Virginia Tech stumbled in Miami. Four turnovers and two failed fourth down plays haunted the Hokies, as they faltered against their ACC Coastal division rivals the Miami Hurricanes 28-10. The win for Miami keeps them undefeated and alive in the race for the College Football Playoffs. Meanwhile, the loss eliminates the Hokies for consideration and puts them two games back in the run for a spot in the ACC Championship Game. Here are the biggest takeaways from the ACC clash.
3. Miami Is Officially Back
The Hurricanes still have three games remaining on their docket, including a huge clash next week against No. 3 Notre Dame. Still, Saturday’s win officially stamps the program is back. Sure, they have ways to go before returning to the days of glory in the 80s and early 2000s. However, they are on the right track and are not going away any time soon.
Georgia castaway Mark Richt has found solace back in the place it all began for him at his alma mater. Virginia Tech’s long dominance of the Canes since both teams joined the ACC in 2004 is all over. This is the biggest rivalry in the ACC aside Clemson-Florida State, and one that will now go a long way in determining who represents the Coastal division in the ACC Championship for the foreseeable future.
2. Virginia Tech Lost Game in Trenches on Both Sides of the Ball
There are not many games a team will win averaging 2.4 yards a rush. That’s what the Hokies (102 yards, 43 attempts) did as they could not figure out the Hurricanes front-seven and their rushing attack suffered from it. Running backs Travon McMillian and Deshawn McClease combined for 81 yards on 24 carries that includes McMillian’s 12-yard gain on the game’s first play.

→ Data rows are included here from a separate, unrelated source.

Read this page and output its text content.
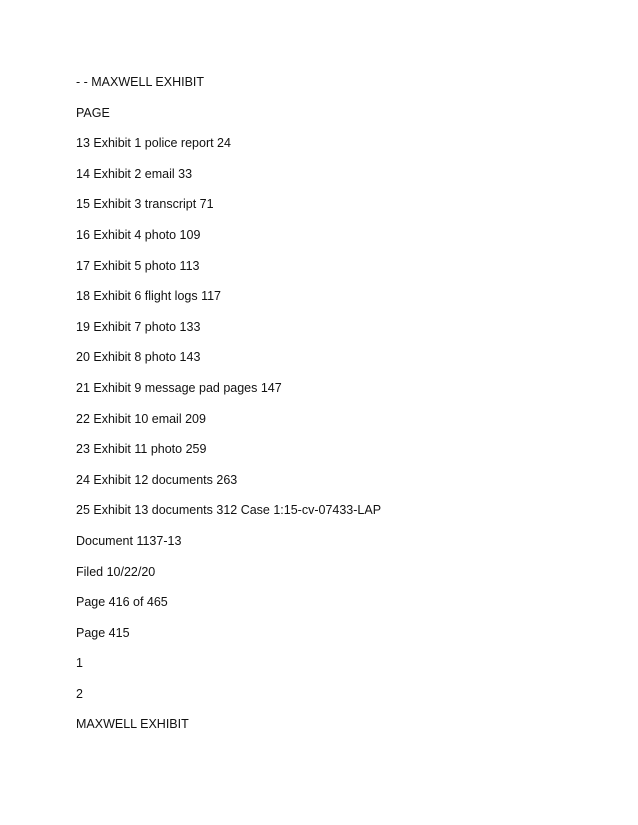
- - MAXWELL EXHIBIT
PAGE
13 Exhibit 1 police report 24
14 Exhibit 2 email 33
15 Exhibit 3 transcript 71
16 Exhibit 4 photo 109
17 Exhibit 5 photo 113
18 Exhibit 6 flight logs 117
19 Exhibit 7 photo 133
20 Exhibit 8 photo 143
21 Exhibit 9 message pad pages 147
22 Exhibit 10 email 209
23 Exhibit 11 photo 259
24 Exhibit 12 documents 263
25 Exhibit 13 documents 312 Case 1:15-cv-07433-LAP
Document 1137-13
Filed 10/22/20
Page 416 of 465
Page 415
1
2
MAXWELL EXHIBIT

Then Miami’s defensive front was able to sack freshman quarterback Josh Jackson four times, factoring in his 12 yards for 15 rushing attempts. The lack of threat of the Hokies’ run game played a large role in Virginia Tech being 3-for-14 on third downs. Miami’s defense was stifling all night.
Virginia Tech’s front-seven was the complete opposite of Miami’s. The Hurricanes knifed through the Hokies defense. Miami rushed for 219 yards on the ground and two touchdowns. Travis Homer busted a 64-yard touchdown run behind great two-level blocking in the second quarter that set the tone for the night. Quarterback Malik Rosier Jr. was able to cut through the Hokies for 84 yards on 13 rushes and his 13-yard run at the start of the fourth quarter put the game to bed.

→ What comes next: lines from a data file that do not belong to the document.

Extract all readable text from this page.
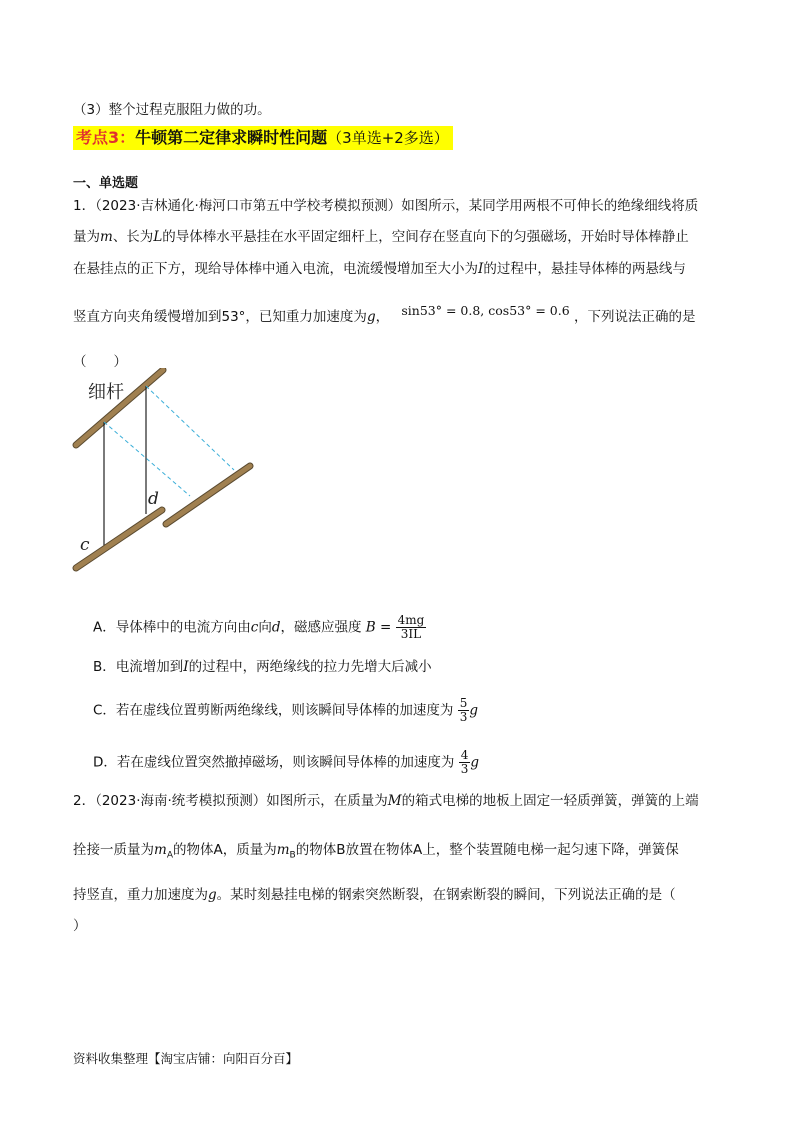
（3）整个过程克服阻力做的功。
考点3：牛顿第二定律求瞬时性问题（3单选+2多选）
一、单选题
1．（2023·吉林通化·梅河口市第五中学校考模拟预测）如图所示，某同学用两根不可伸长的绝缘细线将质
量为m、长为L的导体棒水平悬挂在水平固定细杆上，空间存在竖直向下的匀强磁场，开始时导体棒静止
在悬挂点的正下方，现给导体棒中通入电流，电流缓慢增加至大小为I的过程中，悬挂导体棒的两悬线与
竖直方向夹角缓慢增加到53°，已知重力加速度为g， sin53° = 0.8, cos53° = 0.6 ，下列说法正确的是
（　　）
细杆
c
d
A．导体棒中的电流方向由c向d，磁感应强度 $B = \frac{4mg}{3IL}$
B．电流增加到I的过程中，两绝缘线的拉力先增大后减小
C．若在虚线位置剪断两绝缘线，则该瞬间导体棒的加速度为 $\frac{5}{3}$ g
D．若在虚线位置突然撤掉磁场，则该瞬间导体棒的加速度为 $\frac{4}{3}$ g
2．（2023·海南·统考模拟预测）如图所示，在质量为M的箱式电梯的地板上固定一轻质弹簧，弹簧的上端
拴接一质量为$m_A$的物体A，质量为$m_B$的物体B放置在物体A上，整个装置随电梯一起匀速下降，弹簧保
持竖直，重力加速度为g。某时刻悬挂电梯的钢索突然断裂，在钢索断裂的瞬间，下列说法正确的是（
）
资料收集整理【淘宝店铺：向阳百分百】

1. Hokies Were Doomed by Missed Opportunities
The Hokies still had their chances to win the game. Its defense intercepted Rosier three times and each pick could have changed the complexion of the game entirely. Unfortunately for Virginia Tech, they failed to capitalize on two turnovers that loomed large.
Cornerback Adonis Alexander came away with a momentum-stealing pick in the second quarter with Virginia Tech trailing 14-3. The Hokies was set to close the gap, marching into the red zone. But, freshman wide receiver Sean Savoy fumbled the ball after catching a pass from Jackson. R.J. McIntosh recovered the ball with 12 seconds remaining before halftime, killing a huge opportunity for the Hokies.
The Hokies did capitalize on their second pick of the game on the opening drive of the third quarter with a touchdown to close the gap. They then got another pick off Rosier on Miami’s next possession. By that time Virginia Tech had the momentum and was set to take the lead. But, on a 4th-and-2 deep in Miami’s territory, a jet sweep call went awry when Savoy got in the path of a shotgun snap. Jackson recovered the football seven yards behind the line of scrimmage, turning the ball over on downs.
Miami responded in two plays as Rosier found Christopher Herndon for a 43-yard touchdown that all but sealed the deal. Miami went up 21-10 with seven minutes remaining in the third, and Virginia Tech never sniffed a better opportunity until the outcome was no longer in doubt.